The long-standing controversy surrounding New York's nursing home scandal has finally led to the repeal of the immunity law for nursing homes during the pandemic. This success was due to the relentless efforts of assemblymember Ron Kim and law firms like Leitner Varughese Warywoda. The executive order issued by Governor Cuomo in March 2020 protected nursing home owners and operators from legal action related to any negligence during the pandemic. However, with the repeal of this executive order, nursing homes can no longer hide behind this immunity and must now be held accountable for their actions. This victory is a huge step forward in ensuring the safety and well-being of nursing home residents and preventing future disasters.


  1. NBC4 New York. (2021, February 13). COVID Survivor Warns Others About Symptoms and Lingering Effects. Brett Leitner, a Partner at Leitner Varughese Warywoda, weighs in on long term health effects and precautions that should be taken.

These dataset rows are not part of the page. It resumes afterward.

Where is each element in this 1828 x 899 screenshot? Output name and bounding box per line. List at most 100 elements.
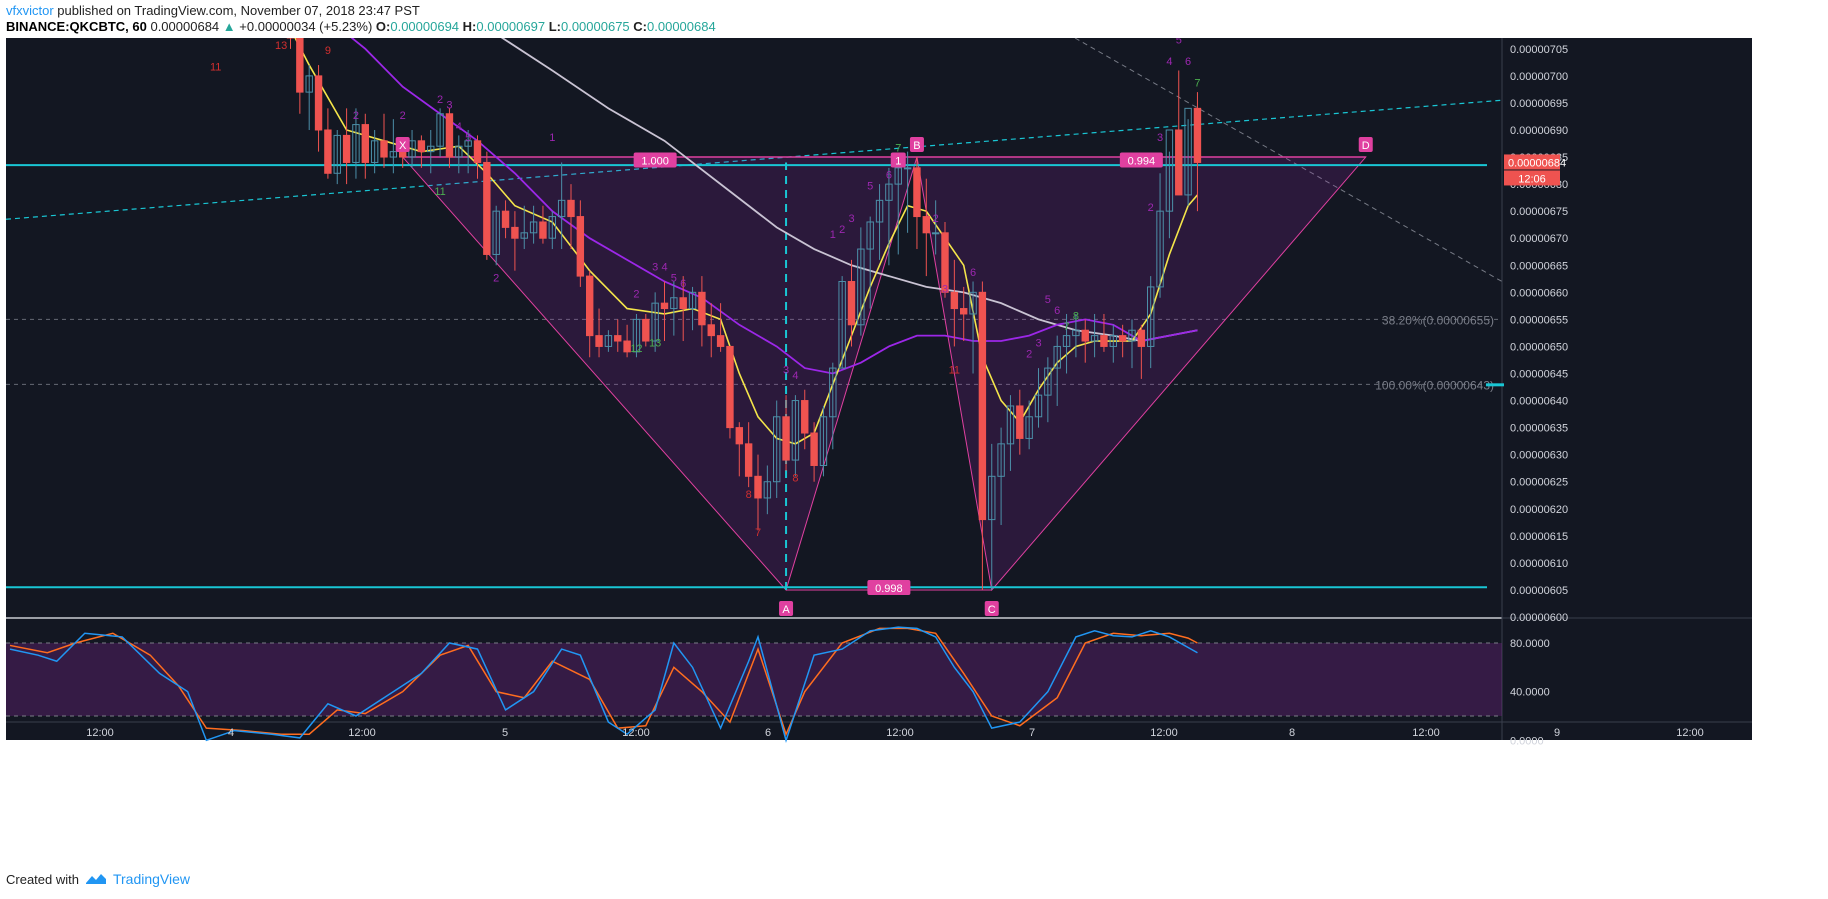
fib-level-label: 38.20%(0.00000655): [1382, 313, 1494, 327]
ema-slow-line: [350, 38, 1198, 375]
candle-body: [1044, 367, 1052, 396]
sma-line: [500, 38, 1198, 342]
price-tick-label: 0.00000695: [1510, 98, 1568, 110]
candle: [660, 281, 669, 342]
candle-body: [838, 281, 846, 369]
candle-body: [679, 297, 687, 310]
pattern-point-badge: [395, 137, 410, 153]
price-tick-label: 0.00000660: [1510, 287, 1568, 299]
candle-body: [473, 140, 482, 163]
candle-body: [436, 113, 444, 147]
pattern-ratio-label: 0.998: [875, 583, 903, 595]
candle-body: [370, 140, 379, 163]
candle-body: [1006, 405, 1015, 445]
candle: [576, 200, 585, 287]
candle: [352, 108, 360, 179]
candle-body: [642, 318, 650, 342]
candle: [1025, 400, 1033, 450]
candle: [857, 227, 865, 336]
candle: [754, 454, 762, 531]
candle-body: [342, 134, 351, 163]
price-axis-pane: [1502, 38, 1752, 722]
time-tick-label: 12:00: [1150, 727, 1178, 739]
candle: [642, 313, 650, 347]
td-count-label: 2: [1148, 202, 1154, 214]
candle-body: [595, 335, 603, 347]
candle: [978, 281, 987, 590]
footer: Created with TradingView: [6, 871, 190, 887]
candle-body: [875, 199, 884, 223]
candle: [1053, 335, 1061, 406]
candle: [1184, 107, 1192, 206]
td-count-label: 6: [970, 267, 976, 279]
candle: [632, 313, 641, 358]
candle: [464, 129, 472, 174]
candle: [278, 0, 284, 11]
candle: [1165, 129, 1174, 239]
td-count-label: 12: [630, 343, 642, 355]
open-label: O:: [375, 19, 391, 34]
author-link[interactable]: vfxvictor: [6, 3, 54, 18]
candle-body: [296, 38, 304, 93]
price-tick-label: 0.00000675: [1510, 206, 1568, 218]
td-count-label: 1: [830, 229, 836, 241]
close-label: C:: [633, 19, 648, 34]
td-count-label: 3: [446, 99, 452, 111]
stochastic-tick-label: 40.0000: [1510, 687, 1550, 699]
tradingview-brand[interactable]: TradingView: [112, 871, 191, 887]
candle: [567, 184, 575, 250]
price-tick-label: 0.00000605: [1510, 585, 1568, 597]
candle-body: [754, 475, 762, 499]
candle: [913, 157, 921, 250]
last-price: 0.00000684: [150, 19, 220, 34]
candle-body: [1034, 394, 1043, 418]
td-count-label: 3: [652, 262, 658, 274]
candle: [1175, 70, 1183, 196]
candle: [931, 200, 940, 255]
price-tick-label: 0.00000700: [1510, 71, 1568, 83]
td-count-label: 2: [400, 110, 406, 122]
candle: [380, 113, 388, 168]
td-count-label: 1: [549, 132, 555, 144]
candle-body: [885, 183, 893, 201]
candle: [1156, 173, 1164, 298]
candle-body: [1081, 329, 1089, 342]
td-count-label: 13: [649, 337, 661, 349]
pattern-point-badge: [779, 600, 794, 616]
ascending-trendline: [6, 99, 1502, 220]
candle-body: [716, 335, 725, 347]
pattern-point-d: D: [1358, 137, 1373, 153]
close-value: 0.00000684: [647, 19, 716, 34]
td-count-label: 8: [792, 473, 798, 485]
td-count-label: 2: [1026, 348, 1032, 360]
time-tick-label: 12:00: [86, 727, 114, 739]
candle: [389, 119, 398, 174]
candle-body: [1175, 129, 1183, 196]
candle: [511, 211, 519, 271]
stochastic-tick-label: 0.0000: [1510, 735, 1544, 747]
candle-body: [632, 318, 641, 353]
candle-body: [333, 134, 341, 174]
td-count-label: 2: [437, 94, 443, 106]
candle: [773, 400, 781, 498]
candle: [1044, 357, 1052, 423]
stochastic-k-line: [9, 626, 1198, 743]
candle-body: [1016, 405, 1024, 439]
candle: [716, 303, 725, 352]
candle-body: [950, 291, 959, 310]
candle-body: [305, 75, 313, 93]
candle-body: [913, 167, 921, 218]
candle: [988, 443, 996, 590]
candle: [370, 129, 379, 174]
low-value: 0.00000675: [560, 19, 630, 34]
pattern-point-label: C: [988, 604, 996, 616]
td-count-label: 8: [746, 489, 752, 501]
candle-body: [773, 416, 781, 483]
change-arrow-icon: ▲: [222, 19, 236, 34]
candle-body: [529, 221, 538, 234]
candle: [614, 319, 622, 352]
price-tick-label: 0.00000600: [1510, 612, 1568, 624]
pattern-ratio-badge: [1119, 152, 1163, 168]
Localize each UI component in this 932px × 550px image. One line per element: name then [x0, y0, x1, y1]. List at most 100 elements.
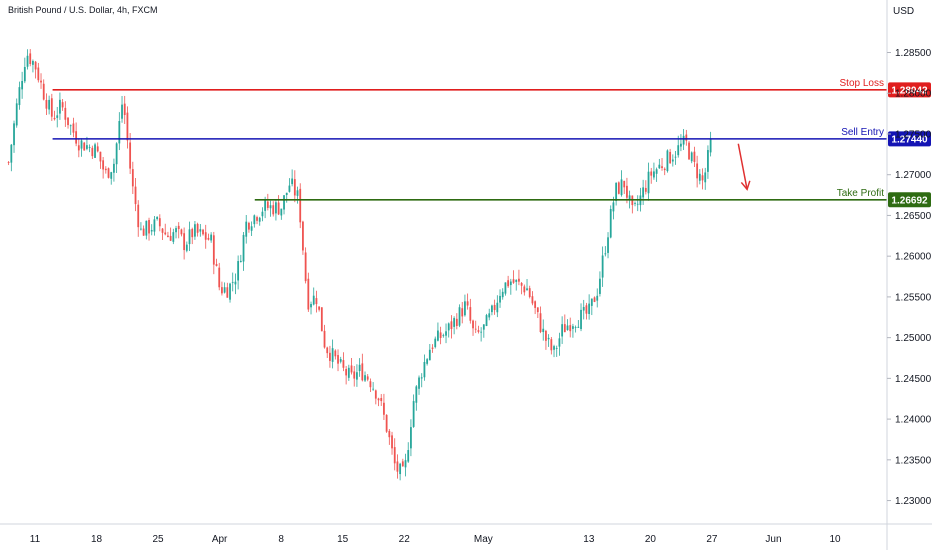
candle-body — [626, 185, 628, 198]
candle-body — [361, 363, 364, 381]
candle-body — [261, 211, 264, 217]
candle-body — [501, 291, 504, 298]
candle-body — [137, 204, 140, 228]
candle-body — [572, 326, 574, 329]
candle-body — [169, 235, 172, 241]
candle-body — [442, 335, 445, 337]
candle-body — [426, 359, 429, 364]
candle-body — [450, 321, 453, 330]
y-tick-label: 1.23000 — [895, 496, 932, 507]
candle-body — [415, 386, 418, 403]
candle-body — [121, 104, 123, 119]
x-tick-label: 27 — [706, 534, 718, 545]
candle-body — [685, 134, 688, 141]
candle-body — [620, 179, 623, 196]
take-profit-label: Take Profit — [837, 188, 884, 199]
candle-body — [469, 307, 472, 321]
candle-body — [288, 185, 291, 192]
x-tick-label: 8 — [278, 534, 284, 545]
candle-body — [158, 218, 161, 227]
candle-body — [202, 229, 204, 235]
candle-body — [542, 328, 545, 333]
candle-body — [26, 55, 29, 67]
candle-body — [496, 302, 499, 313]
candle-body — [140, 228, 142, 230]
candle-body — [315, 298, 318, 305]
candle-body — [663, 168, 666, 171]
candle-body — [237, 261, 240, 281]
candle-body — [191, 228, 194, 238]
candle-body — [91, 147, 94, 157]
candle-body — [280, 208, 283, 216]
candle-body — [353, 371, 356, 379]
candle-body — [75, 131, 78, 144]
candle-body — [666, 150, 669, 172]
candle-body — [653, 171, 655, 178]
candle-body — [488, 313, 491, 318]
candle-body — [310, 304, 312, 308]
candle-body — [674, 156, 677, 158]
candle-body — [185, 244, 188, 251]
candle-body — [188, 229, 191, 245]
candle-body — [196, 223, 199, 233]
candle-body — [304, 252, 307, 282]
candle-body — [580, 309, 582, 330]
x-tick-label: 13 — [583, 534, 595, 545]
candle-body — [707, 150, 709, 172]
candle-body — [491, 305, 493, 313]
currency-label[interactable]: USD — [893, 6, 915, 17]
candle-body — [56, 115, 59, 118]
candle-body — [239, 260, 242, 262]
y-tick-label: 1.24000 — [895, 415, 932, 426]
candle-body — [212, 235, 215, 265]
candle-body — [299, 188, 302, 223]
candle-body — [445, 331, 447, 336]
candle-body — [337, 355, 339, 364]
candle-body — [142, 228, 145, 236]
candle-body — [223, 287, 226, 293]
candle-body — [329, 352, 331, 361]
candle-body — [18, 87, 21, 106]
candle-body — [318, 306, 321, 310]
candle-body — [688, 142, 690, 160]
candle-body — [339, 359, 342, 362]
candle-body — [380, 398, 383, 402]
candle-body — [177, 225, 180, 230]
candle-body — [199, 229, 202, 232]
candle-body — [569, 325, 572, 332]
candle-body — [307, 278, 310, 310]
candle-body — [499, 295, 501, 303]
annotations — [737, 143, 751, 191]
candle-body — [372, 388, 375, 390]
candle-body — [526, 288, 528, 291]
stop-loss-price-value: 1.28042 — [891, 85, 928, 96]
candle-body — [167, 235, 169, 238]
y-tick-label: 1.28500 — [895, 48, 932, 59]
candle-body — [83, 142, 86, 151]
take-profit-price-tag — [888, 192, 931, 208]
candle-body — [466, 301, 469, 306]
candle-body — [113, 163, 115, 173]
stop-loss-price-tag — [888, 82, 931, 98]
candle-body — [504, 282, 507, 294]
candle-body — [507, 280, 510, 287]
candle-body — [61, 102, 64, 108]
candle-body — [574, 327, 577, 328]
candle-body — [601, 255, 604, 278]
candle-body — [418, 377, 420, 389]
candle-body — [682, 135, 685, 145]
candle-body — [334, 350, 337, 357]
candle-body — [145, 220, 148, 236]
x-tick-label: 10 — [829, 534, 841, 545]
candle-body — [545, 330, 547, 341]
candle-body — [609, 209, 612, 238]
candle-body — [420, 377, 423, 379]
candle-body — [183, 233, 186, 251]
candle-body — [229, 283, 231, 300]
candle-body — [69, 125, 72, 127]
candle-body — [536, 307, 539, 313]
candle-body — [593, 297, 596, 302]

  2. Morning Consult. (2020, May 19). The COVID-19 Pandemic Is Hitting Veterans Especially Hard. Justin Varughese, a Partner at Leitner Varughese Warywoda, discusses the challenges that veterans face along with the general population during the pandemic.

  3. The Daily Beast. (2021, March 15). New York’s Nursing Home Scandal Is Just The Tip Of The Iceberg. Brett Leitner commented on the nursing home scandal in New York, criticizing governor Cuomo's handling of the situation and stating that it has highlighted the need for reform in the nursing home industry.

  4. Law360. (2020, June 2). States Can Protect Nursing Homes Without Shielding Them From Suits. Leitner Varughese Warywoda, a New York-based law firm, is mentioned in this article discussing the immunity law for nursing homes and their stance on the issue.

  5. USA Today. (2020, August 24). Lethal indifference: Disparities in COVID-19 testing, PPE distribution possible factors in veteran deaths. Justin Varughese, a Partner at Leitner Varughese Warywoda, comments on the challenges faced by veterans during the pandemic and the need for better distribution of resources such as PPE.

Conclusion


Lessons learned from the New York nursing home scandal are crucial in ensuring the safety and well-being of nursing home residents in times of a health crisis. Improved policies, adequate staffing levels, and proper training are necessary to prevent a future crisis from happening. Families must be able to trust the nursing homes that care for their loved ones, and the state must take responsibility for their actions and the consequences of their decisions.